Greg Strimel fused teaching and research to win Murphy Award for instruction

Greg Strimel of Purdue Polytechnic Institute's Department of Technology Leadership and Innovation is a 2023 winner of the Murphy Award. (Purdue University/The Persistent Pursuit)

The Persistent Pursuit, Purdue University’s publication highlighting the community’s outstanding stories, recently spoke with Purdue Polytechnic’s Greg Strimel. This April, Strimel (an associate professor in the Department of Technology Leadership and Innovation) received the Charles B. Murphy Outstanding Undergraduate Teaching Award, Purdue’s highest undergraduate teaching honor.

Strimel pointed out that he finds the award especially meaningful because of the level of student involvement in deciding winners. “It’s really gratifying because students have to advocate for the winner. For me, it’s all about the students – getting to work with them gives us the opportunity to build the next generation of scholars, innovators and educators,” he said.
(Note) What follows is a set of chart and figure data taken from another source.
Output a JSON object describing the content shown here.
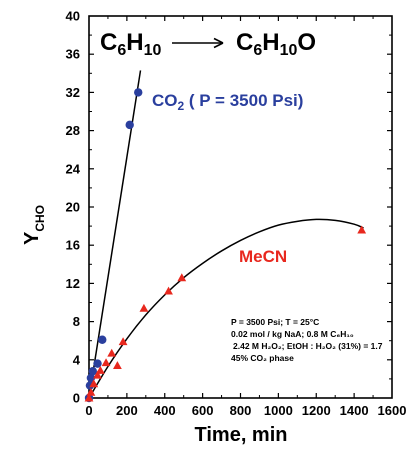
{
  "chart_data": {
    "type": "scatter",
    "ylabel": "Y",
    "ylabel_sub": "CHO",
    "xlabel": "Time, min",
    "xlim": [
      0,
      1600
    ],
    "ylim": [
      0,
      40
    ],
    "xticks": [
      "0",
      "200",
      "400",
      "600",
      "800",
      "1000",
      "1200",
      "1400",
      "1600"
    ],
    "yticks": [
      "0",
      "4",
      "8",
      "12",
      "16",
      "20",
      "24",
      "28",
      "32",
      "36",
      "40"
    ],
    "reaction": {
      "left": "C6H10",
      "right": "C6H10O"
    },
    "series": [
      {
        "name": "CO2 ( P = 3500 Psi)",
        "color": "#2a3f9e",
        "marker": "circle",
        "x": [
          0,
          5,
          10,
          20,
          45,
          70,
          215,
          260
        ],
        "y": [
          0,
          1.3,
          2.1,
          2.8,
          3.6,
          6.1,
          28.6,
          32.0
        ],
        "fit": {
          "type": "line",
          "x": [
            0,
            272
          ],
          "y": [
            0,
            34.3
          ]
        }
      },
      {
        "name": "MeCN",
        "color": "#e8281e",
        "marker": "triangle",
        "x": [
          0,
          10,
          25,
          45,
          60,
          90,
          120,
          150,
          180,
          290,
          420,
          490,
          1440
        ],
        "y": [
          0,
          0.6,
          1.5,
          2.4,
          2.9,
          3.7,
          4.7,
          3.4,
          5.9,
          9.4,
          11.2,
          12.6,
          17.6
        ],
        "fit": {
          "type": "curve",
          "x": [
            0,
            100,
            200,
            300,
            400,
            500,
            600,
            700,
            800,
            900,
            1000,
            1100,
            1200,
            1300,
            1400,
            1450
          ],
          "y": [
            0,
            3.3,
            6.2,
            8.7,
            10.8,
            12.6,
            14.1,
            15.4,
            16.5,
            17.4,
            18.1,
            18.5,
            18.7,
            18.6,
            18.2,
            17.8
          ]
        }
      }
    ],
    "conditions": [
      "P = 3500 Psi; T = 25°C",
      "0.02 mol / kg NaA; 0.8 M C₆H₁₀",
      "2.42 M H₂O₂; EtOH : H₂O₂ (31%) = 1.7",
      "45% CO₂ phase"
    ]
  }
}
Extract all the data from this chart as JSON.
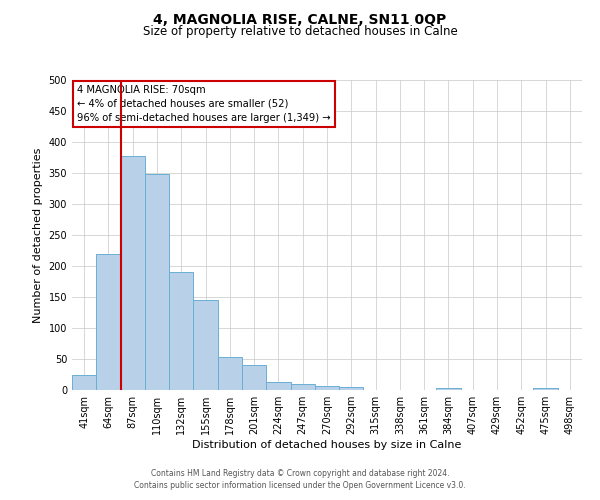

For his part, Strimel has spent his career working equally on both the instruction and research components of working in a STEM field. “Being a teacher and a researcher here at Purdue goes hand in hand. … Research helps us dive deep into a field, topic or challenge and allows students to make an impact with what they’re doing through education.”

Strimel has made it a point to involve his students in research and design processes, which has led to the creation of the design and innovation minor. (Purdue University/The Persistent Pursuit)

The fusion of teaching and researching components are most evident in Strimel’s successful efforts to develop and introduce the interdisciplinary Purdue Polytechnic minor, design and innovation. This minor recently wrapped up the Design and Innovation Challenge, a recurring event at the end of every semester where all students from the minor’s courses team up to prototype new inventions. The groups finish out the semester with a completed prototype which they showcase during the Challenge, and winners can receive up to $5,000 to continue pursuing the commercial opportunities in patenting, business-creation and more that may be possible for their product in the future.

Strimel joins his Purdue Polytechnic colleague Bryan Hubbard as a winner of a 2023 Murphy Award. The presence of two Polytechnic professors out of five total winners across the entirety of Purdue makes the college a statistical standout among Murphy Award recipients. This comes on the heels of many more Polytechnic recipients of the award in the recent past; just within the last six years, other winners within the college include Esteban Garcia Bravo, associate professor of computer graphics technology, Dawn Laux, clinical associate professor of computer and information technology, and Mark French, professor of mechanical engineering technology.

For Strimel personally, the Murphy Award is another accolade confirming a high-quality early-career academic reputation. In 2021, he won the Exceptional Early Career Teaching Award. Regarding his students, Strimel says “I can’t wait to see what kinds of ideas they bring into the classroom. Students are coming in from different disciplines and backgrounds. Getting to know them and the way they do things is expansive to my own understanding of what we can provide students at Purdue.”